1. Field of the Invention
The present invention generally relates to semiconductor and micro fabrication equipment and, more particularly, to the integration of sensor technology within existing semiconductor and micro fabrication equipment for process control.
2. Background of the Invention
Semiconductor and micro fabrication equipment is designed to accept one or more cassettes of wafers. These wafers are the basic material which the majority of process equipment operate upon.
Wafers are automatically and individually loaded by a handling robot into the process tools from the storage cassette. The wafers are then processed. Following processing, the wafers are removed from the process tool by the handling robot and individually returned to the storage cassettes for removal and transport to the next phase of processing. Examples of next phase processing include photolithography tools, plating tools, chemical vapor deposition (CVD) tools, plasma etch tools including reactive ion etch (RIE) tools and chemical mechanical polish (CMP) tools. The processes listed above are typically controlled by a variety of measurement tools designed to accurately measure one or more of the process parameters and feed such parameters back to the process as a control input.
In the case of an oxide CMF process, silicon dioxide coated wafers are polished to a target thickness. To assure that the process is running under control, a wafer is periodically removed and its oxide thickness is measured externally with an optical thickness probe. The wafer is then returned to the process flow for further processing. Polish time is adjusted, if errors are found, to compensate and bring the process under control. This Send Ahead Measurement (SAHD) typically requires about five (5) minutes to perform, and is performed on a frequent basis.
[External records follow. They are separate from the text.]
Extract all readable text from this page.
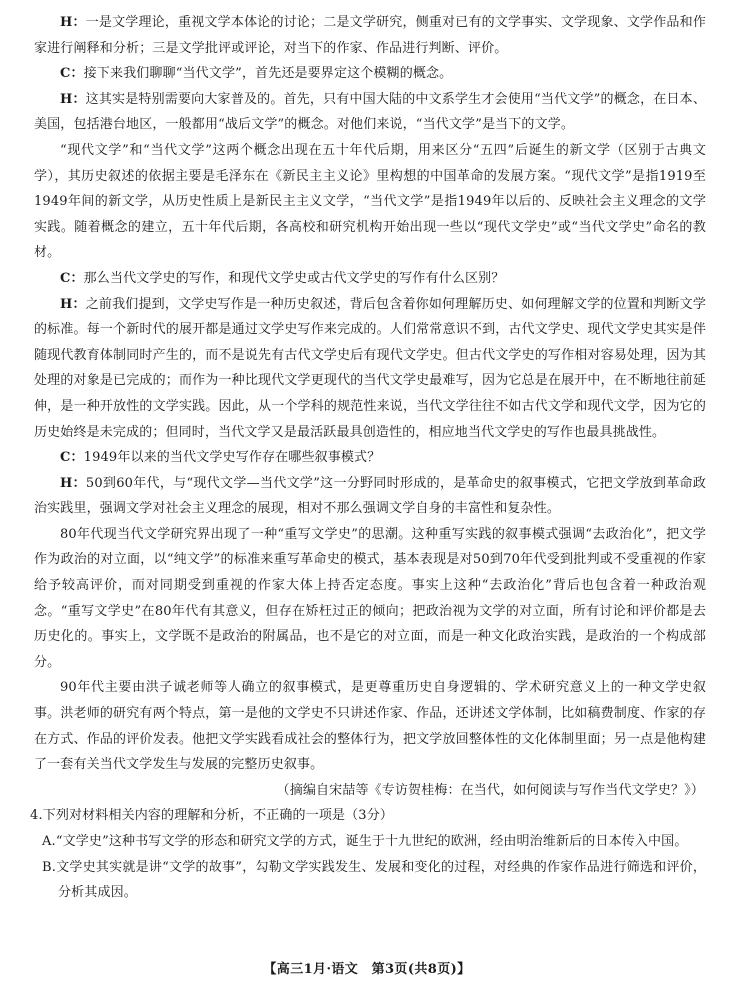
H：一是文学理论，重视文学本体论的讨论；二是文学研究，侧重对已有的文学事实、文学现象、文学作品和作家进行阐释和分析；三是文学批评或评论，对当下的作家、作品进行判断、评价。

C：接下来我们聊聊“当代文学”，首先还是要界定这个模糊的概念。

H：这其实是特别需要向大家普及的。首先，只有中国大陆的中文系学生才会使用“当代文学”的概念，在日本、美国，包括港台地区，一般都用“战后文学”的概念。对他们来说，“当代文学”是当下的文学。

“现代文学”和“当代文学”这两个概念出现在五十年代后期，用来区分“五四”后诞生的新文学（区别于古典文学），其历史叙述的依据主要是毛泽东在《新民主主义论》里构想的中国革命的发展方案。“现代文学”是指1919至1949年间的新文学，从历史性质上是新民主主义文学，“当代文学”是指1949年以后的、反映社会主义理念的文学实践。随着概念的建立，五十年代后期，各高校和研究机构开始出现一些以“现代文学史”或“当代文学史”命名的教材。

C：那么当代文学史的写作，和现代文学史或古代文学史的写作有什么区别？

H：之前我们提到，文学史写作是一种历史叙述，背后包含着你如何理解历史、如何理解文学的位置和判断文学的标准。每一个新时代的展开都是通过文学史写作来完成的。人们常常意识不到，古代文学史、现代文学史其实是伴随现代教育体制同时产生的，而不是说先有古代文学史后有现代文学史。但古代文学史的写作相对容易处理，因为其处理的对象是已完成的；而作为一种比现代文学更现代的当代文学史最难写，因为它总是在展开中，在不断地往前延伸，是一种开放性的文学实践。因此，从一个学科的规范性来说，当代文学往往不如古代文学和现代文学，因为它的历史始终是未完成的；但同时，当代文学又是最活跃最具创造性的，相应地当代文学史的写作也最具挑战性。

C：1949年以来的当代文学史写作存在哪些叙事模式？

H：50到60年代，与“现代文学—当代文学”这一分野同时形成的，是革命史的叙事模式，它把文学放到革命政治实践里，强调文学对社会主义理念的展现，相对不那么强调文学自身的丰富性和复杂性。

80年代现当代文学研究界出现了一种“重写文学史”的思潮。这种重写实践的叙事模式强调“去政治化”，把文学作为政治的对立面，以“纯文学”的标准来重写革命史的模式，基本表现是对50到70年代受到批判或不受重视的作家给予较高评价，而对同期受到重视的作家大体上持否定态度。事实上这种“去政治化”背后也包含着一种政治观念。“重写文学史”在80年代有其意义，但存在矫枉过正的倾向；把政治视为文学的对立面，所有讨论和评价都是去历史化的。事实上，文学既不是政治的附属品，也不是它的对立面，而是一种文化政治实践，是政治的一个构成部分。

90年代主要由洪子诚老师等人确立的叙事模式，是更尊重历史自身逻辑的、学术研究意义上的一种文学史叙事。洪老师的研究有两个特点，第一是他的文学史不只讲述作家、作品，还讲述文学体制，比如稿费制度、作家的存在方式、作品的评价发表。他把文学实践看成社会的整体行为，把文学放回整体性的文化体制里面；另一点是他构建了一套有关当代文学发生与发展的完整历史叙事。

（摘编自宋喆等《专访贺桂梅：在当代，如何阅读与写作当代文学史？》）

4.下列对材料相关内容的理解和分析，不正确的一项是（3分）

A.“文学史”这种书写文学的形态和研究文学的方式，诞生于十九世纪的欧洲，经由明治维新后的日本传入中国。

B.文学史其实就是讲“文学的故事”，勾勒文学实践发生、发展和变化的过程，对经典的作家作品进行筛选和评价，分析其成因。

【高三1月·语文　第3页(共8页)】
A similar situation exists when using blanket copper plating for back end semiconductor wiring levels. In this process, a wafer is coated with a blanket layer of copper to a desired or xe2x80x9ctargetxe2x80x9d thickness. Again, the wafers are periodically removed to an external tool where the copper thickness is determined by performing an electrical sheet resistance measurement using a four point resistance probe. This SAHD process also takes significant time to perform.
The need to remove the product from the manufacturing process tool and perform ex-situ measurements occurs frequently and at a significant cost in terms of process time, handling and capital equipment. However, as metrology equipment decreases in size, it is increasingly desirable to integrate the equipment into the process tools to save process cycle time and redundant wafer positioning systems. This integration, while desirable, is often not possible due to the nature of the process tool, itself. This is because wafer access may be difficult to impossible within the process tool.
It is therefore an object of the present invention to provide an apparatus which integrates a variety of compact measurement equipment into semiconductor and micro fabrication process tools.
According to the present invention, there is provided an apparatus with one or more dimensions conforming to those of a standard wafer storage cassette containing all or part of a measurement sensor designed to measure a parameter of a wafer placed into the cassette. The intended use of the apparatus is in a process tool location normally occupied by a standard wafer cassette. By integrating all or part of the sensor into a standard wafer storage cassette a solution is provided whereby the same cassette and metrology system can be mechanically integrated into many process tools. This integration eliminates the need to modify the process tool to accommodate new sensor technology and allows the benefit of in process measurement of a parameter (such as film thickness) without removal mid-handling of the wafer to separate equipment.